Saturday, May 5, 2007

Of Writing and Industry

My last post was about that book, "How Hollywood Works", and I was in the middle of the shock of getting inside details about the cinema industry.
Well, after reading the book some thoughts came.
Hollywood's machine seems like a bloody one, the survivor of the toughest arena.
But what about not having a cinema industry?
I came from a country where there's none.
Yes, in Peru some people do the effort and make some movies every year. But "quality cinema"?, that's other issue.
From the less than a dozen of movies that are made per year there, maybe ONE can be called "good" or perhaps "nice".
The rest, to be honest, is mostly B.S.
I had an experience there, some years ago, when a script was commissioned to me.
It was a TV miniseries, 8 chapters of 30 minutes each one, with social content, a good idea.
I did my best. Each chapter had a very good beginning, middle and end, leaving enough suspense at each end to make the audience wanting for more.

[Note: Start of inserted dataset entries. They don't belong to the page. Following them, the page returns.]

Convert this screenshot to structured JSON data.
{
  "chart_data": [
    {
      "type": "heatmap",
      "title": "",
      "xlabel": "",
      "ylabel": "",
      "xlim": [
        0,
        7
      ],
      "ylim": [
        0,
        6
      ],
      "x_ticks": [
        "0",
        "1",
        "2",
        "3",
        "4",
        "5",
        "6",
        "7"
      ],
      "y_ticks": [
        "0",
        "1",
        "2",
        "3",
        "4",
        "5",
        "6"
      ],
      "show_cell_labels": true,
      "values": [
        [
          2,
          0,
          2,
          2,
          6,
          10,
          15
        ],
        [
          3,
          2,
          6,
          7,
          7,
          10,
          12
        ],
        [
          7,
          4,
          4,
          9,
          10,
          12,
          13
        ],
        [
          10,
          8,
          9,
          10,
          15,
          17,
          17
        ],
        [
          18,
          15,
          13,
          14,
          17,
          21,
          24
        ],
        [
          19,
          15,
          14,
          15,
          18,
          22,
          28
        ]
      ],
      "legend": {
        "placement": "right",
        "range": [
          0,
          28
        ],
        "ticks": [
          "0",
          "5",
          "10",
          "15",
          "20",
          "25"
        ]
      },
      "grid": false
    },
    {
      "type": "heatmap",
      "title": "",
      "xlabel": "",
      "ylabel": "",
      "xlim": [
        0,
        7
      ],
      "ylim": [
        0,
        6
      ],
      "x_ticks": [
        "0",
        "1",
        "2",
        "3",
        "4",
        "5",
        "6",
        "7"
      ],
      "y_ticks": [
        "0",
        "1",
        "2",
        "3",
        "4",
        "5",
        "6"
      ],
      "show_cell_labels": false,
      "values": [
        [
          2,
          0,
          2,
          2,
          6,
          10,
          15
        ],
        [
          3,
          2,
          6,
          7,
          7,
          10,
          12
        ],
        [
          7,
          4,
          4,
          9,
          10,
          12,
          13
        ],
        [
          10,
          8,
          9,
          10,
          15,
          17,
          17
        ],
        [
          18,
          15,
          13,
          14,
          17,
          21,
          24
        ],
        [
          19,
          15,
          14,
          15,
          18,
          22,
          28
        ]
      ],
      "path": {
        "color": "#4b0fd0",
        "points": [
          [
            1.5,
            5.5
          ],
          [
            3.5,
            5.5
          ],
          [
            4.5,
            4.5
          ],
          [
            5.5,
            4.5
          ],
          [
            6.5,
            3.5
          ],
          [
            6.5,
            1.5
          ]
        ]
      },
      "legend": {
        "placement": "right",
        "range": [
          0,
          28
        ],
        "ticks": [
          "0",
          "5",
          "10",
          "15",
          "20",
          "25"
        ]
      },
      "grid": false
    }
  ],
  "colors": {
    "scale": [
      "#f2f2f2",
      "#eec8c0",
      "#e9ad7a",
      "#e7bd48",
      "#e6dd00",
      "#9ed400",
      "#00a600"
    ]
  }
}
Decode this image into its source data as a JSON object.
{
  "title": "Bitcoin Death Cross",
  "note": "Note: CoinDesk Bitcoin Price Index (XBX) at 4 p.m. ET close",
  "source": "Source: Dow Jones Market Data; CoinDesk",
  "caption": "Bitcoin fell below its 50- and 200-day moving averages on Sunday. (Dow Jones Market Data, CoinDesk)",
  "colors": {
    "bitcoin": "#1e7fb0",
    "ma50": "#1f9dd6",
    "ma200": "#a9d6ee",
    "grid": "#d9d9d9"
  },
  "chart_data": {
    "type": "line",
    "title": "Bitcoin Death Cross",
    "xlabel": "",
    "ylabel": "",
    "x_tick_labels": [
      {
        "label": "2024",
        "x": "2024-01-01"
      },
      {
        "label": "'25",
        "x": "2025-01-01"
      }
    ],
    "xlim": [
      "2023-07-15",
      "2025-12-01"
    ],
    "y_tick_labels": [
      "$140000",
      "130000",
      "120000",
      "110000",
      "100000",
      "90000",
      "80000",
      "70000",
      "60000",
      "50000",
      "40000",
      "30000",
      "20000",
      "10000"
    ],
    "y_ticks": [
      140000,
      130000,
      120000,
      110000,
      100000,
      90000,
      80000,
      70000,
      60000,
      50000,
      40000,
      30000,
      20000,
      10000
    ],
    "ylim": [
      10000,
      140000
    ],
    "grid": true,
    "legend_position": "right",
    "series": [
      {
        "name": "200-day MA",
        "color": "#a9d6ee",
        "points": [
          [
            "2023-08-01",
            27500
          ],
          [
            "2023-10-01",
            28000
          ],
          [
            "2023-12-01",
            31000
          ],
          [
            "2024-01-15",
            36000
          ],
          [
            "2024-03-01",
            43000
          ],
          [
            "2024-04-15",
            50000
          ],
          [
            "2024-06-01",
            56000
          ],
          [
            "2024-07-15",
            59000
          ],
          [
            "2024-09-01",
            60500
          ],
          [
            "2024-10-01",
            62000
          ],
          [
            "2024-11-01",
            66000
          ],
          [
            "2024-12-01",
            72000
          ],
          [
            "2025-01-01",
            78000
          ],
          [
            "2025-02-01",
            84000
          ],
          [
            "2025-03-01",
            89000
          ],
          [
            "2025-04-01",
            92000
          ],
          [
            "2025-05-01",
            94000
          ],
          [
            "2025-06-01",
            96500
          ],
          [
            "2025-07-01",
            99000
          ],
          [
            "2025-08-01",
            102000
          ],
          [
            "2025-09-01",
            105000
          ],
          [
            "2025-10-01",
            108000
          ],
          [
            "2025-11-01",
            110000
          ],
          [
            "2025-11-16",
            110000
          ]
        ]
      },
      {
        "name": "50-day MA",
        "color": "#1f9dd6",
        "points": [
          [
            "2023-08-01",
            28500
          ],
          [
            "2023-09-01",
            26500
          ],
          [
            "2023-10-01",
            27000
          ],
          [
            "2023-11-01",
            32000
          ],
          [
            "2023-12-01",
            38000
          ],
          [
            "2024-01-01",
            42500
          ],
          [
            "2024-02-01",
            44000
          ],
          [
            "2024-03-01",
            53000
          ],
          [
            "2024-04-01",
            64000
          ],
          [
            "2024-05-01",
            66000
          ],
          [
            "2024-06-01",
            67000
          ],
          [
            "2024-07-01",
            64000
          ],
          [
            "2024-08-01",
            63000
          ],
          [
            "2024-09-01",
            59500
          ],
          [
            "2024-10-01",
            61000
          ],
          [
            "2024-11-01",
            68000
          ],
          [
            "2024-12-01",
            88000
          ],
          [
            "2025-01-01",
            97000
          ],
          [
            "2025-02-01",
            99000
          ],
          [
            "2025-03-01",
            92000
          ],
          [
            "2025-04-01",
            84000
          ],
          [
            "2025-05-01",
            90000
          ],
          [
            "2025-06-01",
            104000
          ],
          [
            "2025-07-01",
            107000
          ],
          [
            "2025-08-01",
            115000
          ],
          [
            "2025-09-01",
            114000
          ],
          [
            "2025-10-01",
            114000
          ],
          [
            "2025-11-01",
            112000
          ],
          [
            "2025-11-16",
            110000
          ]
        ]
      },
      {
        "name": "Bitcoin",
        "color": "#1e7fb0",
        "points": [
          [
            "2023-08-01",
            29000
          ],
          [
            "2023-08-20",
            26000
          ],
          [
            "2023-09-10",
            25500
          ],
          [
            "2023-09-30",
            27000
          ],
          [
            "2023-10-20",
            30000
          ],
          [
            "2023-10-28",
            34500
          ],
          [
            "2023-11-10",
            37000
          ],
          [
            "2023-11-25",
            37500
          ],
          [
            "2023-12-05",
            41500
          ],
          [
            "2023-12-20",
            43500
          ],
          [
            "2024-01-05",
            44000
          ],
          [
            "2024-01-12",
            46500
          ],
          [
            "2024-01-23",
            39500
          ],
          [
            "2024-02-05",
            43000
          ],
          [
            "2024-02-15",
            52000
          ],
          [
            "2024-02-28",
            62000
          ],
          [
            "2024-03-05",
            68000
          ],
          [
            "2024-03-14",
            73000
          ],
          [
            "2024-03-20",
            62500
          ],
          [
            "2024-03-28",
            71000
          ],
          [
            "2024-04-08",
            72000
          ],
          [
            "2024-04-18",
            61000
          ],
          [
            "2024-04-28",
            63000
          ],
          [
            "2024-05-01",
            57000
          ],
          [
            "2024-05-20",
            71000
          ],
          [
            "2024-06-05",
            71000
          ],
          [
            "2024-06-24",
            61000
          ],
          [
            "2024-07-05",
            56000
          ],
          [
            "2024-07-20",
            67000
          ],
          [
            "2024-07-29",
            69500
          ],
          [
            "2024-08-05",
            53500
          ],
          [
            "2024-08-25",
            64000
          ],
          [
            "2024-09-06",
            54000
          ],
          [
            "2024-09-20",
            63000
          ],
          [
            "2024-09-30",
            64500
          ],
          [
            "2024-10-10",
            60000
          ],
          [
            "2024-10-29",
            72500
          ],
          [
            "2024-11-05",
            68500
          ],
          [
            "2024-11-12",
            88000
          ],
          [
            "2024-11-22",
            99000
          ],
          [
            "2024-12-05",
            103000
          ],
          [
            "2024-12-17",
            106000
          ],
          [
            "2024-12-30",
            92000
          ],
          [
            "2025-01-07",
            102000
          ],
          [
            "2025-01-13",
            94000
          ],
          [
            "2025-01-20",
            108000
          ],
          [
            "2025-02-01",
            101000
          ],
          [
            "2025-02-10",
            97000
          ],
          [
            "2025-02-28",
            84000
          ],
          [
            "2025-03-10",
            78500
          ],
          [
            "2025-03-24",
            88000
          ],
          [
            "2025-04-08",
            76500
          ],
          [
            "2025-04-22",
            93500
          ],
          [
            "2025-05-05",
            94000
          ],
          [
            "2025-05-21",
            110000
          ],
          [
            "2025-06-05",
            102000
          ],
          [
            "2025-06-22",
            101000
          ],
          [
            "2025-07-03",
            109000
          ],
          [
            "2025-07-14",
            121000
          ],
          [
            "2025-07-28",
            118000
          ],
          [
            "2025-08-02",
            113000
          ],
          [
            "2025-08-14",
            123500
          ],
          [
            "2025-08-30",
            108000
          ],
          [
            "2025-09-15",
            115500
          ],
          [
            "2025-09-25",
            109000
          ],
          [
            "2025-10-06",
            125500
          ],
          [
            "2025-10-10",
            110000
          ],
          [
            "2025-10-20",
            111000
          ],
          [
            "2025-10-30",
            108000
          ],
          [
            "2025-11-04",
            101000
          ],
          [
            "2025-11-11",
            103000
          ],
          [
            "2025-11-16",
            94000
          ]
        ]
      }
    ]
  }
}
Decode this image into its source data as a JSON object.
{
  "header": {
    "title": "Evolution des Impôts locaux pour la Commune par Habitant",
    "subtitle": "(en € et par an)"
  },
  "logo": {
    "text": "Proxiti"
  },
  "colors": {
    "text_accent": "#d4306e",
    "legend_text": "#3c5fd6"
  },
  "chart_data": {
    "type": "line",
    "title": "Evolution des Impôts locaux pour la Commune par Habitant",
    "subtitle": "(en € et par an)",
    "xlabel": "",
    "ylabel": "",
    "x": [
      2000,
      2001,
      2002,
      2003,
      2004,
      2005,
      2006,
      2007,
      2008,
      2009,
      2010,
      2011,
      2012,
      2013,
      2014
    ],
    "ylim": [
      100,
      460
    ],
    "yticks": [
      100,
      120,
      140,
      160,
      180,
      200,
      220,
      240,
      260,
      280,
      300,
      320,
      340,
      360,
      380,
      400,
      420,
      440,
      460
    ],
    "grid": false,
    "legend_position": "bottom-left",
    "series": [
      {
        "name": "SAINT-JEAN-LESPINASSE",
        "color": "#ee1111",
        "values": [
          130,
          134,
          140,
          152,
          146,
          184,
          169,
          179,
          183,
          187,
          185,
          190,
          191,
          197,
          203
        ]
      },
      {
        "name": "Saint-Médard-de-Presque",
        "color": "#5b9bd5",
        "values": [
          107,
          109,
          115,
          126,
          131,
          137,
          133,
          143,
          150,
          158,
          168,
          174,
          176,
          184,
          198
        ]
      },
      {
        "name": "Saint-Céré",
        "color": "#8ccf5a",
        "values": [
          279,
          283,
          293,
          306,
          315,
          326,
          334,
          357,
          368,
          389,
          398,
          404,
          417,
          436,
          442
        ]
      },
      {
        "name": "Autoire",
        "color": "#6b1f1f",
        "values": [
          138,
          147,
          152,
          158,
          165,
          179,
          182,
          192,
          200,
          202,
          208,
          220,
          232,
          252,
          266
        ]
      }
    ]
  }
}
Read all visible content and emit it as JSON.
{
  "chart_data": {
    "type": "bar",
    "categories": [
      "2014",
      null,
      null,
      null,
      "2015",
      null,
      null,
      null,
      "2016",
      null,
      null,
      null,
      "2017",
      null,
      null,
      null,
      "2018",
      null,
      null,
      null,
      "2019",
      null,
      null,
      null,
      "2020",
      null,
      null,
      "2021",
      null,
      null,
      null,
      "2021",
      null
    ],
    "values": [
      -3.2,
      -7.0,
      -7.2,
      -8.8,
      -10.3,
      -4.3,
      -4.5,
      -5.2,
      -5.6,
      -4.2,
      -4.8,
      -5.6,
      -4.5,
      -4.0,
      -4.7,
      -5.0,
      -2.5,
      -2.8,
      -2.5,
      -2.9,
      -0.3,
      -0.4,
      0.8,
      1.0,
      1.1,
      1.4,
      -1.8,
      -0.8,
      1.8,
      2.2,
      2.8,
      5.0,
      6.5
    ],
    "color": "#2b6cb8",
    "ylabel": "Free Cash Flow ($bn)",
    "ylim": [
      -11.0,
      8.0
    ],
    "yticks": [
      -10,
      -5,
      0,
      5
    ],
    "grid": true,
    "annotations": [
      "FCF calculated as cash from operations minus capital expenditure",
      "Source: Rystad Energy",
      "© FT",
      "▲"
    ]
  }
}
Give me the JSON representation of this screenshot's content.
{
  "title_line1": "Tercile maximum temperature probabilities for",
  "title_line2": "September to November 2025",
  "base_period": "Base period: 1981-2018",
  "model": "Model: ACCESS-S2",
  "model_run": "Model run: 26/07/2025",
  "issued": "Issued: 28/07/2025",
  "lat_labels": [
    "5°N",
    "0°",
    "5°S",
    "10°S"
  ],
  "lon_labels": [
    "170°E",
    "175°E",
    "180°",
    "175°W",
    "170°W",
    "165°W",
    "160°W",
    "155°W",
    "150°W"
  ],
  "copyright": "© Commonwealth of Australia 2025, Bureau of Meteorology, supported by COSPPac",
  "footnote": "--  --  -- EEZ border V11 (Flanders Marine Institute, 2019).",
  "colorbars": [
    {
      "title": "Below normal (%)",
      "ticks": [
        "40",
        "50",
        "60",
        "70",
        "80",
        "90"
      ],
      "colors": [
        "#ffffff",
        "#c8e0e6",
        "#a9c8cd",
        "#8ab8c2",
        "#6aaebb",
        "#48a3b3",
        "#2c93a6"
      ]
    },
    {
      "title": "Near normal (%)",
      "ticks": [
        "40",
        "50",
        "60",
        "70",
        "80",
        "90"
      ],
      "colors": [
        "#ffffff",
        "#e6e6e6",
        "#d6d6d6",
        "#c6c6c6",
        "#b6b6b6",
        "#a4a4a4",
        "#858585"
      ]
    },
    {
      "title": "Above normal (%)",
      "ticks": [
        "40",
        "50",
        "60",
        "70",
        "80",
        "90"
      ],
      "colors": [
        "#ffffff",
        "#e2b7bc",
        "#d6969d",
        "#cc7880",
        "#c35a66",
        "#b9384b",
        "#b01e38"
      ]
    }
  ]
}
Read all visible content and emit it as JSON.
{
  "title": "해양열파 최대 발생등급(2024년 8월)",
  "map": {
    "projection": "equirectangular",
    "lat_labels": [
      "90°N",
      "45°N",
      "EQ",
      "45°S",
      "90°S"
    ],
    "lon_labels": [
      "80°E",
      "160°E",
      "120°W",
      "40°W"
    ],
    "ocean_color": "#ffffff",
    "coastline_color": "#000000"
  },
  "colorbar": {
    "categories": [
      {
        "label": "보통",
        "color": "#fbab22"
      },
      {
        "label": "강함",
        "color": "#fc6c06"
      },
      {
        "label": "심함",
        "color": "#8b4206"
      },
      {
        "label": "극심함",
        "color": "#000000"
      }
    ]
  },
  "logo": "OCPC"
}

I was proud of the final drafts.
Then came the surprise.
The Director assigned for the project (a middle age, local guy with a couple of bad movies in his resume) came to me saying "I don't have enough material for each chapter. In the 'format' that you're using (he was very sarcastic when mentioning the word 'format') I simply don't have enough, you need to write at least the double for each one."
However I insisted that he had enough, that each page was a minute on screen, and more pages will make each chapter too long, he insisted.
Well, he was the director, so I did it.
The result: Each chapter was so long that in the end he had to cut each chapter in a point where there was no suspense at all. He simply shoot and, like a bad tailor, cut the chapter when he reached the half hour limit.
The final result was like a bad soap opera directed by Ed Wood.
What happened? THE GUY, A "LOCAL FILMS DIRECTOR", SIMPLY DIDN'T KNOW HOW TO WRITE OR READ AN SCRIPT WROTE IN THE STANDARD FORMAT!
That bad memory-experience came back to me when thinking about the book that I just read.
If there's no Cinema Industry, if you don't have all the tools, "formats", and all that stuff that decades of experience has created, then you have what I had: Improvised people, doing improvised stuff and finally a bad product.
Yes, a finished film or TV series or miniseries is a product.
You can complain about many things of the Hollywood machine, there's a lot to complain about.
But it is an industry, and that, no matter the negative aspects, is a pro, not a con.
Life is tough, screenwriting is tough, broke your back trying to get your material into the industry is tough, but that's how it is... like life.
Let's leave the complains behind and go to our stuff: write, write, pitch, get rejected, write again, write more, pitch again...
Maybe in the end you could finally get some of your beloved material produced.
If not, then you have the experience. And that makes you stronger to write more.